While the PQ government stood in solidarity with students during the student strike of 2011-2012, opposing the PLQ’s proposed tuition hike from $2,168 to $3,793 over five years, the summit saw the government unveil a plan to increase tuition by 3 per cent annually. Although the PQ called it indexation, students and protesters took to the streets to decry what they saw as the government’s empty gesture.
Many of the protesters who attended the demonstration were there to support students. One protester named Valerie stated that she felt that students had been “abandoned” and that she was there “in solidarity with the students arrested during last year’s riots.”
Bill 14 and French language laws
Bill 14, formerly known as An Act to amend the Charter of the French language, saw sweeping legislation introduced into the National Assembly late last year that would amend the use of French in schools and workplaces.
While the Bill has yet to be passed, the debate surrounding it was reignited in the spring when the PQ introduced hearings over the proposed Bill, which was met with fierce opposition from the PLQ.
Amendments proposed included allowing the provincial government to revoke the bilingual status of a municipality if the anglophone population drops below 50 per cent. Another proposed amendment specified that businesses with 26 employees or more needed to make French their everyday work language. The proposed amendments would also give inspectors the ability to seize anything they believe is an offence against the Charter.
Additionally, the Bill could see diplomas denied to CEGEP students if they do not meet a government-approved level of spoken and written French.
Selective secularism
Most recently, the PQ has provoked outrage across Quebec and Canada for its planned Quebec Charter of Values.

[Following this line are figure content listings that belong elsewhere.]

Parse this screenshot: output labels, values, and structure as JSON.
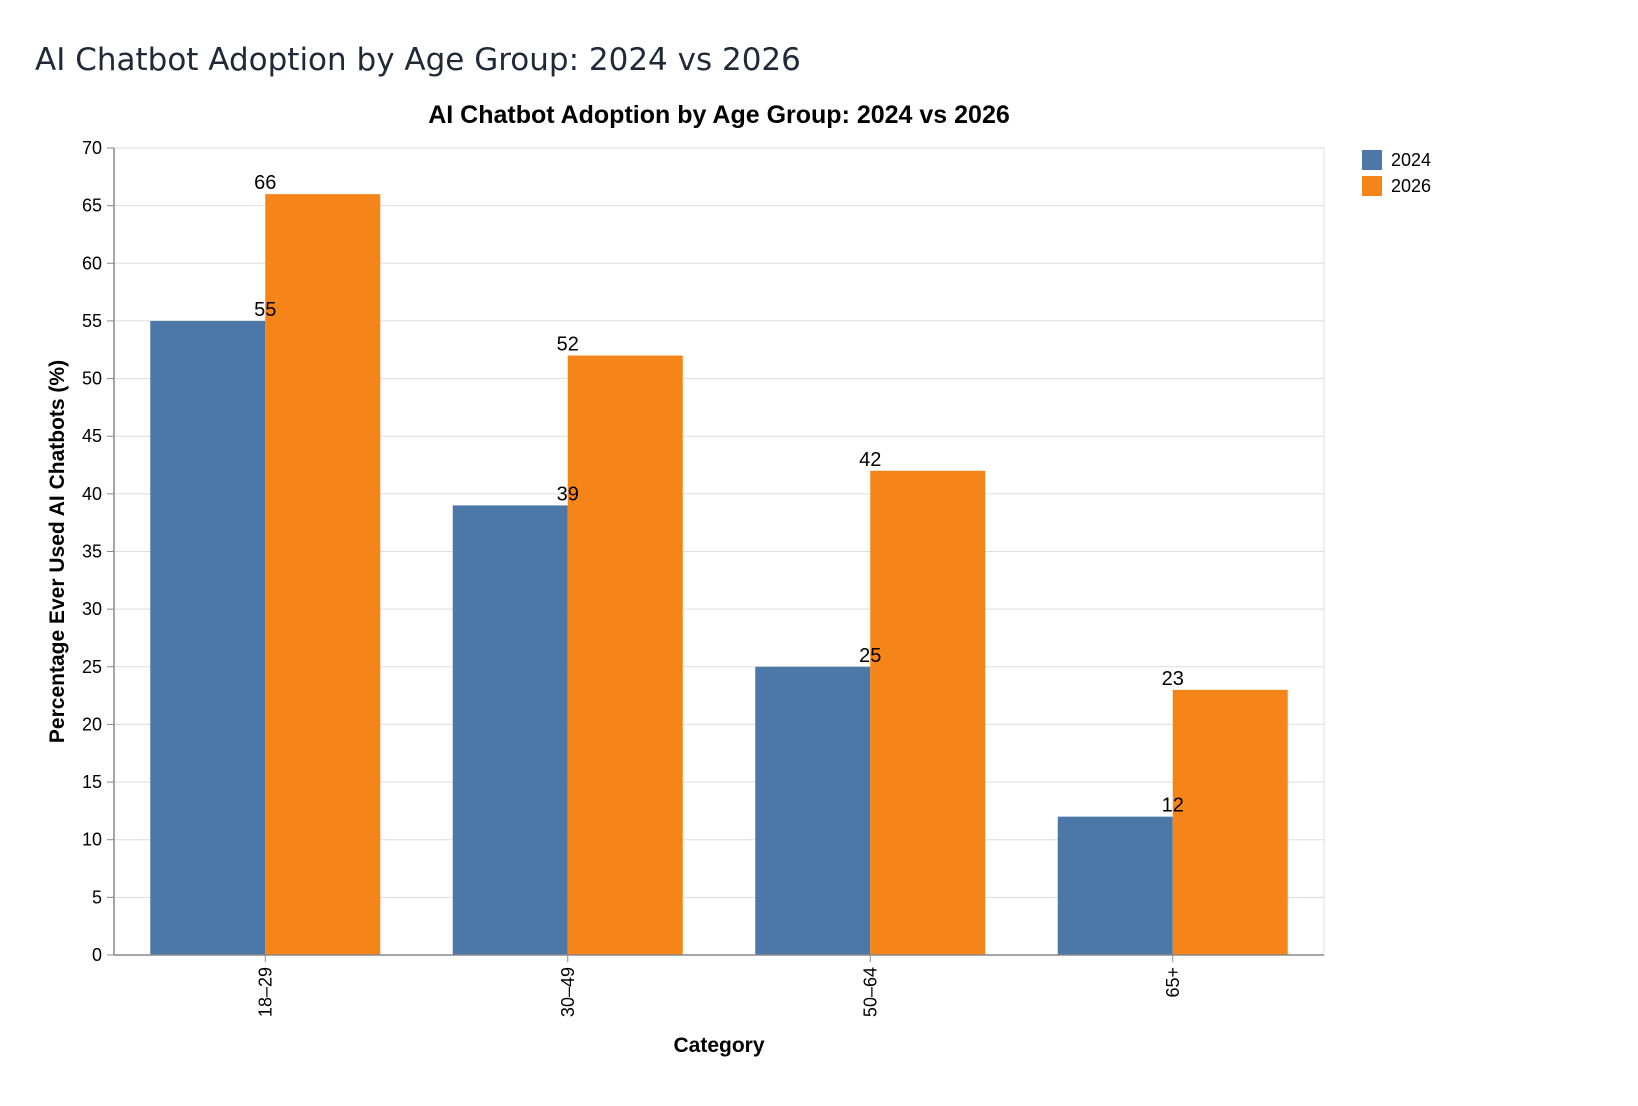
{
  "page": {
    "title": "AI Chatbot Adoption by Age Group: 2024 vs 2026"
  },
  "chart_data": {
    "type": "bar",
    "title": "AI Chatbot Adoption by Age Group: 2024 vs 2026",
    "xlabel": "Category",
    "ylabel": "Percentage Ever Used AI Chatbots (%)",
    "categories": [
      "18–29",
      "30–49",
      "50–64",
      "65+"
    ],
    "series": [
      {
        "name": "2024",
        "color": "#4c78a8",
        "values": [
          55,
          39,
          25,
          12
        ]
      },
      {
        "name": "2026",
        "color": "#f58518",
        "values": [
          66,
          52,
          42,
          23
        ]
      }
    ],
    "ylim": [
      0,
      70
    ],
    "yticks": [
      0,
      5,
      10,
      15,
      20,
      25,
      30,
      35,
      40,
      45,
      50,
      55,
      60,
      65,
      70
    ],
    "grid": true,
    "legend_position": "top-right",
    "data_labels": true
  }
}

Before the election in September, the PQ announced it was drafting the Charter, which would prohibit the wearing of religious symbols by public-sector employees in workplaces such as hospitals and schools.
The Charter has come under fire as it proposes a ban on symbols such as hijabs, veils, and kippahs, but does not extend to the crucifix – although it violates the Charter – which the PQ claims is part of Quebec’s history.
Marois was blasted for her comments, published in Le Devoir, that equated what she called the English model of multiculturalism with bombings. Despite outrage across Canada, with many calling the Charter xenophobic in its selectiveness, the PQ still plans to slowly implement the plan in a step-by-step manner.